AB 24863
Ménétrey-Savary Anne-Catherine · Nationalrat · Waadt · Grüne Fraktion · 2002-09-18
Wortprotokoll
Oserais-je le dire, chers collègues? Ces méthodes d'investigation sont tout à fait détestables. Elles le sont en ce sens qu'elles érigent le mensonge en vertu ou, en d'autres termes, qu'elles institutionnalisent le mensonge. Sont-elles, néanmoins, véritablement nécessaires? Sur ce point, les avis divergent, même au sein de la minorité que je représente ici. Pour qu'elles restent admissibles, au moins faut-il pouvoir être certain que l'agent infiltré n'a pas lui-même provoqué le crime par ses agissements, car si on pouvait le soupçonner d'avoir lui-même incité les auteurs à commettre un délit, on atteindrait alors là le stade ultime de la tromperie.

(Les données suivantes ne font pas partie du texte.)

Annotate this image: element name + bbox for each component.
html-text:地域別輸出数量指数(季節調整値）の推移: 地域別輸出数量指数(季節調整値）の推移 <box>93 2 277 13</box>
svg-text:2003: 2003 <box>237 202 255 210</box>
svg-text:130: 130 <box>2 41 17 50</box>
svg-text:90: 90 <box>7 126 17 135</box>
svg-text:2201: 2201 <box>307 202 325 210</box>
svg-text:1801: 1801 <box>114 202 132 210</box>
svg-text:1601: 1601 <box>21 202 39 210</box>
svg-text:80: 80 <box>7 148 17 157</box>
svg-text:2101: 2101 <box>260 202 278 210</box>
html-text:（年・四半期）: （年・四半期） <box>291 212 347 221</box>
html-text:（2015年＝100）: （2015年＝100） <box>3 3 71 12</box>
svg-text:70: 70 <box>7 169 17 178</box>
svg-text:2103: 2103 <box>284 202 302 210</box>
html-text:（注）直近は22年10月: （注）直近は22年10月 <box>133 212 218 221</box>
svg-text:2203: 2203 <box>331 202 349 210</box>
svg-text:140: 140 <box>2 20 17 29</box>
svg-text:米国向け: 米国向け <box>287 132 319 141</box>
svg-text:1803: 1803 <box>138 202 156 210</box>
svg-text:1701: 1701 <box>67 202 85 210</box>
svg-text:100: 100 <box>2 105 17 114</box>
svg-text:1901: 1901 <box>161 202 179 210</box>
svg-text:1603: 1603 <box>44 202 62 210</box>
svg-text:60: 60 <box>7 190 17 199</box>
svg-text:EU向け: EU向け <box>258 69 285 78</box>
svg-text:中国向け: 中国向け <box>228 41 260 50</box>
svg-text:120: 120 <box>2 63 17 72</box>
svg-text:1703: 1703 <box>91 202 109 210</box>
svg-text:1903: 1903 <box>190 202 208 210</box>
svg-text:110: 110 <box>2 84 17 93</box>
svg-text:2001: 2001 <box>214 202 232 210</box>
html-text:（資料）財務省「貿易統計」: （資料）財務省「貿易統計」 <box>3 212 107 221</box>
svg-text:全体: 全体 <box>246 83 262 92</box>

Pour nous, pour la commission, pour notre assemblée lors du précédent débat, pour le Conseil fédéral aussi, cette conception d'une influence et d'une incitation est irrecevable. C'est pourquoi la loi contient une interdiction formelle: il est [PAGE 1265] interdit de se montrer incitatif et l'agent ne doit exercer aucune influence sur l'auteur potentiel d'un délit. Or le Conseil des Etats, lui, estime que c'est impossible. Ne pas influencer, selon le Conseil des Etats, c'est rester passif, et rester passif, c'est prendre le risque de se faire repérer. Sans cesse, l'agent infiltré doit donc donner des gages de sa bonne foi, de sa fausse bonne foi. Il faut qu'il entretienne la légende construite avec de fausses identités, de fausses raisons sociales, mais avec du vrai argent. Il faut qu'il entre dans la logique du délit en montrant qu'il est lui-même prêt à le commettre. Bref, il faut qu'il joue un rôle moteur. Mais non décisif, dit le Conseil des Etats. Appréciez la différence!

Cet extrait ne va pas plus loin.